La plataforma permitió que estos vieran la información de las personas que les habían bloqueado y les enviaran mensajes (Diario.es, 04.07)

Não se continuou nem voltou a falar disto! Estou mesmo convencido que ninguém o quer fazer!

O professor Vladan Joler, da Share Foundation, investigador das ligações entre os gigantes digitais, mais a Amazon e o Facebook com os governos de todo o lado, para conseguir saber como eles se repartem poder e dinheiro e tentar assim travar as desigualdades que geram, duvida que algum político seja capaz de o conseguir, antes de ser comprado ou silenciado.

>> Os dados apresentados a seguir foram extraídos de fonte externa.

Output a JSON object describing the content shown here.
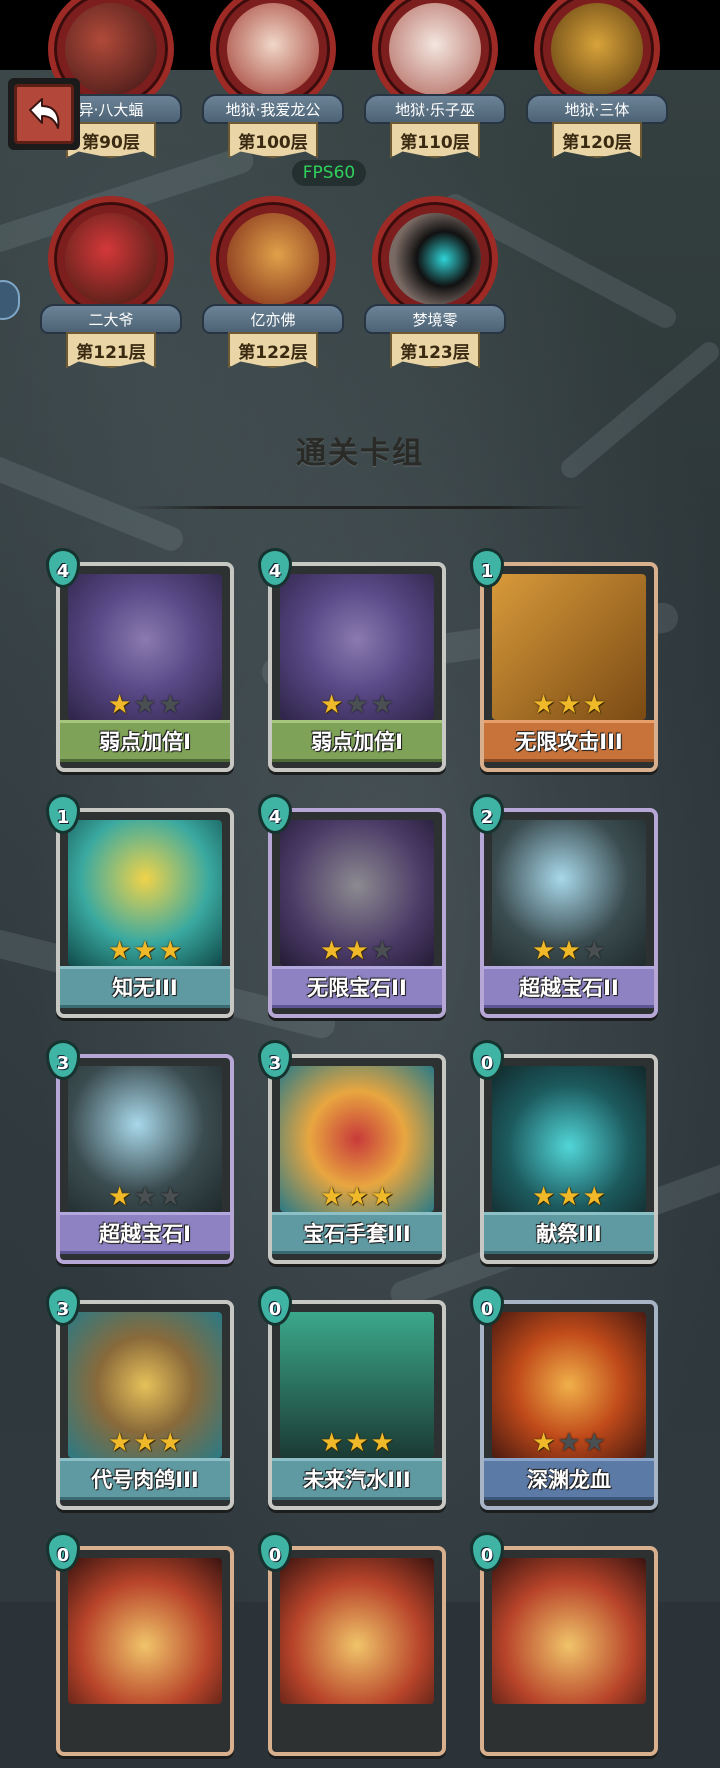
{
  "ui": {
    "back_icon": "back-arrow-icon",
    "fps_label": "FPS60",
    "section_title": "通关卡组"
  },
  "bosses_row1": [
    {
      "name": "异·八大蝠",
      "floor": "第90层"
    },
    {
      "name": "地狱·我爱龙公",
      "floor": "第100层"
    },
    {
      "name": "地狱·乐子巫",
      "floor": "第110层"
    },
    {
      "name": "地狱·三体",
      "floor": "第120层"
    }
  ],
  "bosses_row2": [
    {
      "name": "二大爷",
      "floor": "第121层"
    },
    {
      "name": "亿亦佛",
      "floor": "第122层"
    },
    {
      "name": "梦境零",
      "floor": "第123层"
    }
  ],
  "cards": [
    {
      "cost": "4",
      "name": "弱点加倍I",
      "stars": 1,
      "rarity": "green"
    },
    {
      "cost": "4",
      "name": "弱点加倍I",
      "stars": 1,
      "rarity": "green"
    },
    {
      "cost": "1",
      "name": "无限攻击III",
      "stars": 3,
      "rarity": "orange"
    },
    {
      "cost": "1",
      "name": "知无III",
      "stars": 3,
      "rarity": "teal"
    },
    {
      "cost": "4",
      "name": "无限宝石II",
      "stars": 2,
      "rarity": "purple"
    },
    {
      "cost": "2",
      "name": "超越宝石II",
      "stars": 2,
      "rarity": "purple"
    },
    {
      "cost": "3",
      "name": "超越宝石I",
      "stars": 1,
      "rarity": "purple"
    },
    {
      "cost": "3",
      "name": "宝石手套III",
      "stars": 3,
      "rarity": "teal"
    },
    {
      "cost": "0",
      "name": "献祭III",
      "stars": 3,
      "rarity": "teal"
    },
    {
      "cost": "3",
      "name": "代号肉鸽III",
      "stars": 3,
      "rarity": "teal"
    },
    {
      "cost": "0",
      "name": "未来汽水III",
      "stars": 3,
      "rarity": "teal"
    },
    {
      "cost": "0",
      "name": "深渊龙血",
      "stars": 1,
      "rarity": "blue"
    },
    {
      "cost": "0",
      "name": "",
      "stars": 0,
      "rarity": "orange"
    },
    {
      "cost": "0",
      "name": "",
      "stars": 0,
      "rarity": "orange"
    },
    {
      "cost": "0",
      "name": "",
      "stars": 0,
      "rarity": "orange"
    }
  ]
}
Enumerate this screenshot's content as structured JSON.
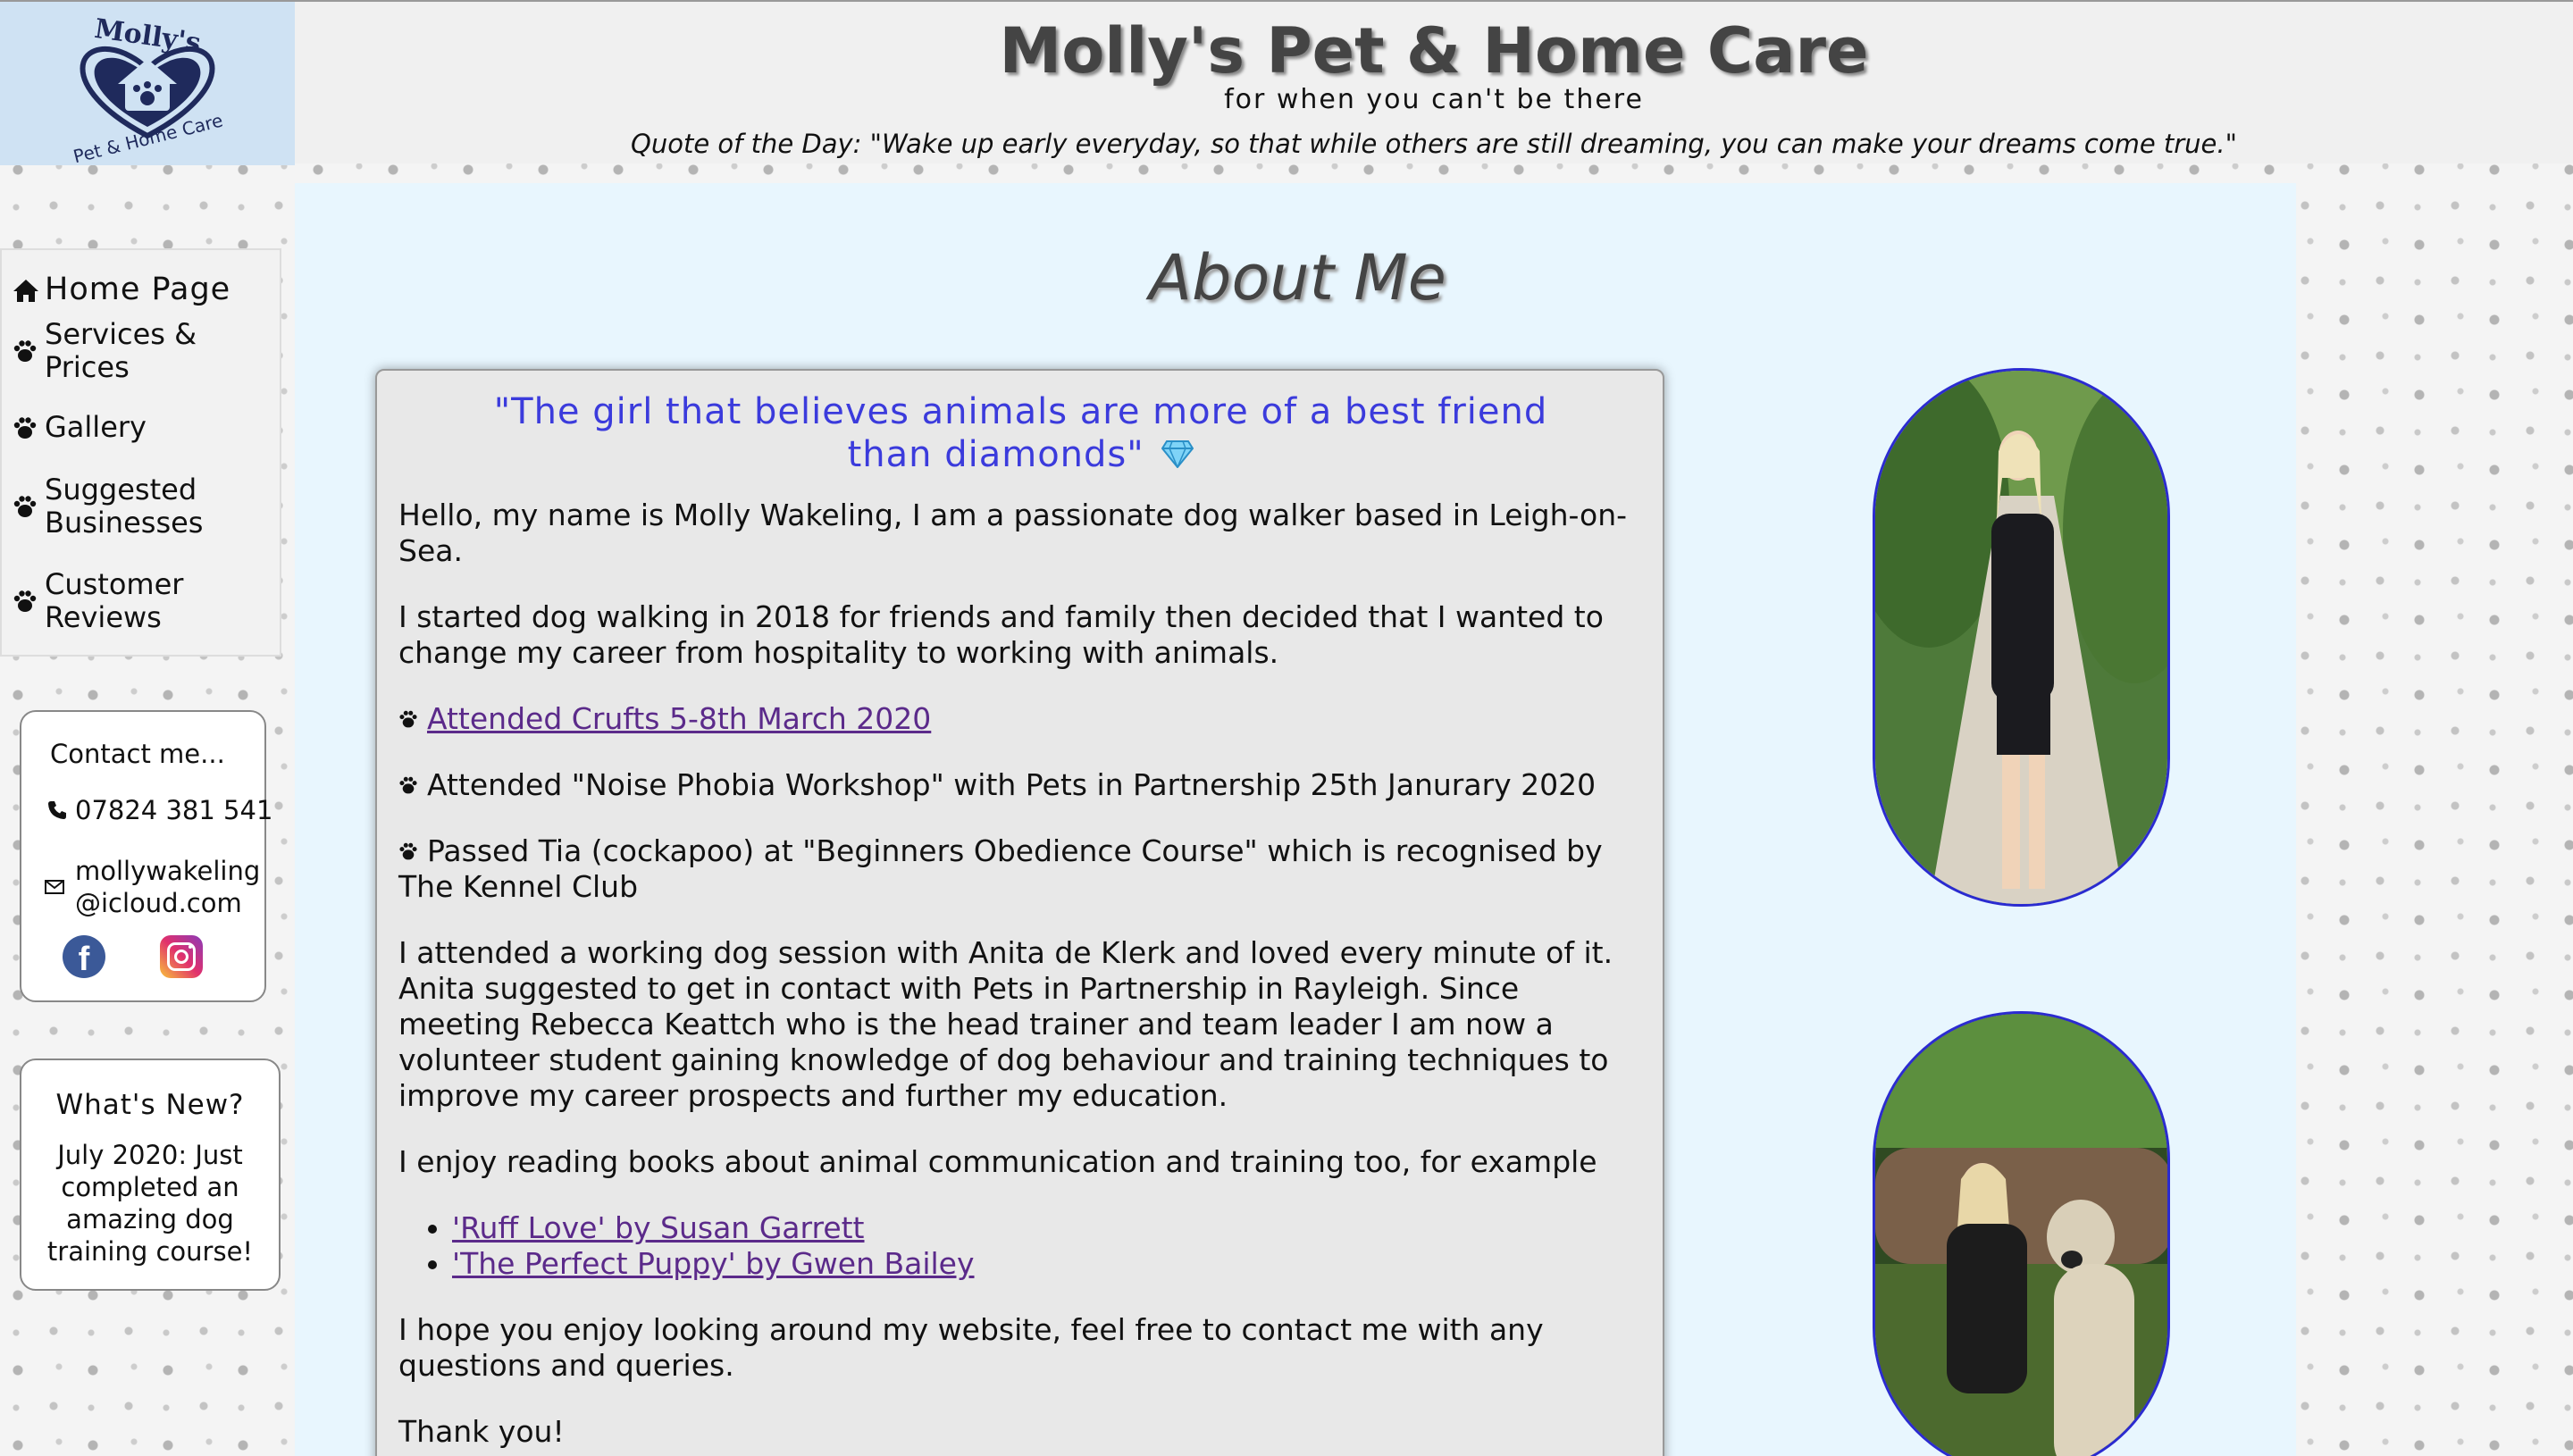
{
  "header": {
    "logo_top": "Molly's",
    "logo_bottom": "Pet & Home Care",
    "title": "Molly's Pet & Home Care",
    "tagline": "for when you can't be there",
    "quote": "Quote of the Day: \"Wake up early everyday, so that while others are still dreaming, you can make your dreams come true.\""
  },
  "nav": {
    "items": [
      {
        "label": "Home Page",
        "icon": "home-icon"
      },
      {
        "label": "Services & Prices",
        "icon": "paw-icon"
      },
      {
        "label": "Gallery",
        "icon": "paw-icon"
      },
      {
        "label": "Suggested Businesses",
        "icon": "paw-icon"
      },
      {
        "label": "Customer Reviews",
        "icon": "paw-icon"
      }
    ]
  },
  "contact": {
    "title": "Contact me...",
    "phone": "07824 381 541",
    "email_line1": "mollywakeling",
    "email_line2": "@icloud.com"
  },
  "whats_new": {
    "title": "What's New?",
    "text": "July 2020: Just completed an amazing dog training course!"
  },
  "main": {
    "heading": "About Me",
    "lead": "\"The girl that believes animals are more of a best friend than diamonds\"",
    "intro": "Hello, my name is Molly Wakeling, I am a passionate dog walker based in Leigh-on-Sea.",
    "started": "I started dog walking in 2018 for friends and family then decided that I wanted to change my career from hospitality to working with animals.",
    "crufts_link": "Attended Crufts 5-8th March 2020",
    "noise": "Attended \"Noise Phobia Workshop\" with Pets in Partnership 25th Janurary 2020",
    "tia": "Passed Tia (cockapoo) at \"Beginners Obedience Course\" which is recognised by The Kennel Club",
    "working": "I attended a working dog session with Anita de Klerk and loved every minute of it. Anita suggested to get in contact with Pets in Partnership in Rayleigh. Since meeting Rebecca Keattch who is the head trainer and team leader I am now a volunteer student gaining knowledge of dog behaviour and training techniques to improve my career prospects and further my education.",
    "books_intro": "I enjoy reading books about animal communication and training too, for example",
    "books": [
      "'Ruff Love' by Susan Garrett",
      "'The Perfect Puppy' by Gwen Bailey"
    ],
    "closing": "I hope you enjoy looking around my website, feel free to contact me with any questions and queries.",
    "thanks": "Thank you!"
  },
  "colors": {
    "lead_blue": "#3b3bdc",
    "link_purple": "#5b2a8a",
    "main_bg": "#e8f6fe",
    "photo_border": "#2b2bd0"
  }
}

Respingo um pouco da entrevista que deu ao insuspeito ‘La Vanguardia’ de 04.07, sobre o facto de alguém não estar no Facebook:

¿Hoje posso viver sem Facebook?

Imagine que tem de ir aos Estados Unidos. Vai precisar de um visto, não é?

¿O que é que isso tem a ver com Facebook?

Muito, porque um dos preceitos que os funcionários da imigração dos EUA cumprem sistematicamente, é verificar os perfis no Facebook, a todos que solicitem um visto.

¿E se não está nas redes sociais?

Não passa de um tipo anómalo, portanto menos fiável. Não podem controlá-lo nem rastrear-lhe a vida. É uma aberração suspeita no sistema. E paga-o!

¿E se não vai aos EUA?

¿Não está a ver? É cada vez mais alto o preço que temos de pagar por não nos integrarmos na corrente que faz mais ricos e poderosos, os senhores que mandam nas plataformas digitais, a nova plutocracia. Se todos os seus amigos convidam para as suas festas pela rede, renunciará a ser convidado?

Se querem a minha presença, convidarão na mesma.

Mas não vai encontrar emprego se os empregadores – e isso é já um facto comprovado – não puderem comprovar os seus perfis digitais.

¿Portanto, a revolução digital, não é desejável, mas é já irrenunciável?

Deixar-se explorar é menos gravoso que fugir do tecnofeudalismo do novo capitalismo de controlo. As suas ligações com os estados para partilhar a informação dos big data e do dinheiro que se obtém explorando-os, são cada vez mais evidentes

Agora, quando a inquietação e a perplexidade ameaçam transformar-se nas únicas companheiras da viagem por este mundo, recordo muitas vezes a sentença que guardei como uma verdade quase irrecusável, tanto por funcionar a contraciclo como pela sua tocante simplicidade.

Pertence ao professor e blogger José Ricardo Costa, no ‘Ponteiros Parados’‘Homem de poucas certezas, hoje, ao entrar no elevador, consegui ter uma. Pior do que um mau livro, uma má canção, um mau filme ou uma má pintura, é um mau perfume’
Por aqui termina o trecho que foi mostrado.